Le conseiller devrait également se méfier s’il ne parvient pas à joindre directement son client malgré plusieurs tentatives.

EN CAS DE DOUTE

Si le conseiller doute de son client, il peut tenter d’appeler la personne de confiance de celui-ci pour voir si elle aussi trouve que le comportement de son proche a changé. Si c’est le cas, l’OCRCVM conseille au professionnel de prendre contact avec son département de conformité, car en ce moment la règlementation n’est pas uniforme et chaque département a ses propres procédures.

Évidemment, le conseiller peut toujours effectuer un blocage sur une demande d’un client qui veut retirer une grosse somme d’argent, mais les départements de conformité n’encouragent pas toujours ce type de pratique.

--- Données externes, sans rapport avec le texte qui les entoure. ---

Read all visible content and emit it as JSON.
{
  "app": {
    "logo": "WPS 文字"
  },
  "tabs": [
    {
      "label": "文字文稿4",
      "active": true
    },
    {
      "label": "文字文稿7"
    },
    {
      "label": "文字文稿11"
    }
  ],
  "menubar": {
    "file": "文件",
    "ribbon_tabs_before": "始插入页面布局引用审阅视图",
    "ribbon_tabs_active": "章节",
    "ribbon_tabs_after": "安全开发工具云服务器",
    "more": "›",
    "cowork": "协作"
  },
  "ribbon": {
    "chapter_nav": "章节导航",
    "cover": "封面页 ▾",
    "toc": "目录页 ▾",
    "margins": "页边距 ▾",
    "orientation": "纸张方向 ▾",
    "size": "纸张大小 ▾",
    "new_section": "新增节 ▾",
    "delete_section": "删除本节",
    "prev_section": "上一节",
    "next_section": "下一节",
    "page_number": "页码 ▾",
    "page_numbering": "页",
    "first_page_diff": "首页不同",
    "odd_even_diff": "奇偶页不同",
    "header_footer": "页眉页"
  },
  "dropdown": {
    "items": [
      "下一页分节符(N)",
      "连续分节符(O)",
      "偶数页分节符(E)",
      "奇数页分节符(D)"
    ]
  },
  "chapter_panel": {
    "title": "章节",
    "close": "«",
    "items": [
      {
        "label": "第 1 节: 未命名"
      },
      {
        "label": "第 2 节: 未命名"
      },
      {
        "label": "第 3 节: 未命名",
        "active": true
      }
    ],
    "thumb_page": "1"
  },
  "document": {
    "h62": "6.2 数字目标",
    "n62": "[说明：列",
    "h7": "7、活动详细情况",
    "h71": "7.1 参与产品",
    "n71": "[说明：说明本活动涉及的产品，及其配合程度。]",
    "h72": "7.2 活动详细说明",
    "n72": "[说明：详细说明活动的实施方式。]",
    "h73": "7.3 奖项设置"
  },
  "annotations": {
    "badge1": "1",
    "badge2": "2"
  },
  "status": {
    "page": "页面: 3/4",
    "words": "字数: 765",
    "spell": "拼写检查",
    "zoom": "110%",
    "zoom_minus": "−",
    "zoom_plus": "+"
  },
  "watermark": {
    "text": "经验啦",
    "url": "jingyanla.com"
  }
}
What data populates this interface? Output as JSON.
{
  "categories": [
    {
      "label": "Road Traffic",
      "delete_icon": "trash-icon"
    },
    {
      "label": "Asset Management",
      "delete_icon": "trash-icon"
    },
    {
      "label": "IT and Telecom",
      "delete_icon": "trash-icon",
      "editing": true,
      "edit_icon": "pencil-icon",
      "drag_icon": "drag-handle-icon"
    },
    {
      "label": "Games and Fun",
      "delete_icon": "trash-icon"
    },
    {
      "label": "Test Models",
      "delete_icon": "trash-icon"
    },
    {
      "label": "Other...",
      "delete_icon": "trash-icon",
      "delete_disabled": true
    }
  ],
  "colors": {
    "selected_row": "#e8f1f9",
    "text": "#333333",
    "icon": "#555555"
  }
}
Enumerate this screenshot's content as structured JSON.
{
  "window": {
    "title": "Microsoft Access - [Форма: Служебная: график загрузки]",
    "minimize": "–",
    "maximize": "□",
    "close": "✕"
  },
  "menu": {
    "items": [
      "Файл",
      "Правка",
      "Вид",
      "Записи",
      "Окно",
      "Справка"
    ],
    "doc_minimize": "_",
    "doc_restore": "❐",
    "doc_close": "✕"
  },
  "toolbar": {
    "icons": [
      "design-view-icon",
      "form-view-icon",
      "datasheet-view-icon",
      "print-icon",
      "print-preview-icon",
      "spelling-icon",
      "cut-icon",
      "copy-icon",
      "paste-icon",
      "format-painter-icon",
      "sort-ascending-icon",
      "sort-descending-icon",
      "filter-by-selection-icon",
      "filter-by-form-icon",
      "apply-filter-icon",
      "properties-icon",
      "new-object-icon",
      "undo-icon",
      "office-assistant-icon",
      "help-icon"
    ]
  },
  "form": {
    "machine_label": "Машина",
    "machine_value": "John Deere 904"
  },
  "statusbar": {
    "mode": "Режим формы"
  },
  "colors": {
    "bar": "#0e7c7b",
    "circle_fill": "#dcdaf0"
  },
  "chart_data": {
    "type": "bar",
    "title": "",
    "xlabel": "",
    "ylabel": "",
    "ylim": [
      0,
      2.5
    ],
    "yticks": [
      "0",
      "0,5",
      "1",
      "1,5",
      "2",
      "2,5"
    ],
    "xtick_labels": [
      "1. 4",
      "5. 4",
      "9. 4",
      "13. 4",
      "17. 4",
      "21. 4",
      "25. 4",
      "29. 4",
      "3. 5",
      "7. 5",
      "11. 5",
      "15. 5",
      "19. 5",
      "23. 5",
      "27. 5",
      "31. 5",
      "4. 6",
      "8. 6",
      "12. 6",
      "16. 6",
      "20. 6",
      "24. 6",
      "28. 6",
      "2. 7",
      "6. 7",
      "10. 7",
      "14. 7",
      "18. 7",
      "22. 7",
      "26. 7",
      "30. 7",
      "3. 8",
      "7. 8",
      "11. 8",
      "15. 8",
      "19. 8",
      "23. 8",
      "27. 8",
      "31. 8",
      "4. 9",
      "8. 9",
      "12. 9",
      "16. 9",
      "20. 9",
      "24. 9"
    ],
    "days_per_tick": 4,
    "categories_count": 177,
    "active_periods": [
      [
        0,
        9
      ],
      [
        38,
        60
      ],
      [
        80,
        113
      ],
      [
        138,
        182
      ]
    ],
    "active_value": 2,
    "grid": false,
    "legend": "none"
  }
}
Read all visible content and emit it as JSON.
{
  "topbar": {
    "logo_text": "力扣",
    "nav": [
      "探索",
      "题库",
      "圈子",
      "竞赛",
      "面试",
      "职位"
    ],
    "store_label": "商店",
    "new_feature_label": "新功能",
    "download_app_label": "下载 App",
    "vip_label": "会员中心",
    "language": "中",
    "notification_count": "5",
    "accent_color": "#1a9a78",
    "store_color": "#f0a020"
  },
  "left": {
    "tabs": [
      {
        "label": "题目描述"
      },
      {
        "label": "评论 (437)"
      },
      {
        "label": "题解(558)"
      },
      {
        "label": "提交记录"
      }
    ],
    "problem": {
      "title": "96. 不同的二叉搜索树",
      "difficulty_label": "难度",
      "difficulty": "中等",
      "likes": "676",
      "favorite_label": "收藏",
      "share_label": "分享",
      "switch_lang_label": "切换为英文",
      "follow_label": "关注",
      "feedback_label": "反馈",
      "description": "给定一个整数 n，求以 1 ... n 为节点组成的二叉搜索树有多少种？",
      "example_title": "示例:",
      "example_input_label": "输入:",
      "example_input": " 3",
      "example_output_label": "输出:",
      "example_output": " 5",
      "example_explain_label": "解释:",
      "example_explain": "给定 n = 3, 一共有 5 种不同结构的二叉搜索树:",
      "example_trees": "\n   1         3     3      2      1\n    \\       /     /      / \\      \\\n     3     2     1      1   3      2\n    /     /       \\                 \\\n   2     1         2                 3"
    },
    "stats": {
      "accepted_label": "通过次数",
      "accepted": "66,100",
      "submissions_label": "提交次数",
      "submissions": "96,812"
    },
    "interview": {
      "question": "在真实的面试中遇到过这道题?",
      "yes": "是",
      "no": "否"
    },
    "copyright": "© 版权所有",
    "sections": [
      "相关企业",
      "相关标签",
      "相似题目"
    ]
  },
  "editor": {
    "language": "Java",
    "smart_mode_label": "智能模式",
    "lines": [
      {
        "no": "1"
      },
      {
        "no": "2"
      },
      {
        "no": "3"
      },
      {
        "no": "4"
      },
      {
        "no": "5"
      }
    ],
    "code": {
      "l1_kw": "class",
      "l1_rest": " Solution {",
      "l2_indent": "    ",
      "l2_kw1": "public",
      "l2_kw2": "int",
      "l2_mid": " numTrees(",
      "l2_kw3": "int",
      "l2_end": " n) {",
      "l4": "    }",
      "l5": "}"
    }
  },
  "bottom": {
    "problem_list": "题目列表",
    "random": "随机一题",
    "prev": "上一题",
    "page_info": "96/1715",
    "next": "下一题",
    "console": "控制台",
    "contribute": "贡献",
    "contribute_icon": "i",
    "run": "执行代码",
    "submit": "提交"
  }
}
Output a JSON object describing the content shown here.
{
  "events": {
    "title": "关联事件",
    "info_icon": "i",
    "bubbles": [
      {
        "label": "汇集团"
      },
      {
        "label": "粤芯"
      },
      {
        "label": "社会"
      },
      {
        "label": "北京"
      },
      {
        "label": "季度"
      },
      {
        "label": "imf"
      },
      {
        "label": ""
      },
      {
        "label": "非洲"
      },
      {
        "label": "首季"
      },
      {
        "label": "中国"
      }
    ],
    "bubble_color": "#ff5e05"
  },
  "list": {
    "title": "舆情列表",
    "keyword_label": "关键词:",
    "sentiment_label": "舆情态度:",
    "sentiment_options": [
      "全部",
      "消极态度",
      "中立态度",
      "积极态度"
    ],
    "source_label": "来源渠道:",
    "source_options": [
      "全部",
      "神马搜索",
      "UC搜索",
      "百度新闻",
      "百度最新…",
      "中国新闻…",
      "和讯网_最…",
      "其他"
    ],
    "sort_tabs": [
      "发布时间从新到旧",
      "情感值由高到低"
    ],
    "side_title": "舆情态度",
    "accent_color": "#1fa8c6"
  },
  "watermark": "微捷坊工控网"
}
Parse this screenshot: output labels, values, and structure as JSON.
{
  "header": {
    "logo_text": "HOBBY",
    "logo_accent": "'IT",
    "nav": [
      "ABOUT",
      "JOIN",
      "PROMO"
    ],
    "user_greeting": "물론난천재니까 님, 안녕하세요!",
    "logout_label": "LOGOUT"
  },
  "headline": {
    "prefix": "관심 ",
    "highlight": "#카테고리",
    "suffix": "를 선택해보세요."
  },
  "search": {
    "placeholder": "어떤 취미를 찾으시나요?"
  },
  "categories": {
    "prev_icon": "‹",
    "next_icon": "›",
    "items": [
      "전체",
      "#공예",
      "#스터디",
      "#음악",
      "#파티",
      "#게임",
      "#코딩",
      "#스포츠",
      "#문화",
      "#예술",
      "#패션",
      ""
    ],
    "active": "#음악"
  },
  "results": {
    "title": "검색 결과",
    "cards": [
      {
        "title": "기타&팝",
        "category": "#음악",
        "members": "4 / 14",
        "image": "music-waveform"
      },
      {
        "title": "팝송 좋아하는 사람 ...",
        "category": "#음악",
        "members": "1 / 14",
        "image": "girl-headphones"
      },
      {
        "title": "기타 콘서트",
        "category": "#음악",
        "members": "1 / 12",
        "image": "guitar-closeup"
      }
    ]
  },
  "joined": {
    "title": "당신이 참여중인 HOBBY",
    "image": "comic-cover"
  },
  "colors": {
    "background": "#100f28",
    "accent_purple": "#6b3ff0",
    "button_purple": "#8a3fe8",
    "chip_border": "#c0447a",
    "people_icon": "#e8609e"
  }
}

Dans le futur, l’OCRCVM compte instaurer certains types de procédures dans la réglementation, affirme France Kingsbury. Selon elle, l’organisme proposera deux mesures :

  • Définir une personne-ressource avec le client, qui n’a pas d’autorité sur les finances du client, et qui pourra renseigner le conseiller si celui-ci a un doute vis-à-vis de son client;
  • Blocage temporaire des opérations et de décaissement : si le conseiller estime qu’il y a possiblement une situation de vulnérabilité, il pourra bloquer les opérations du client le temps qu’il y ait une enquête sur lui.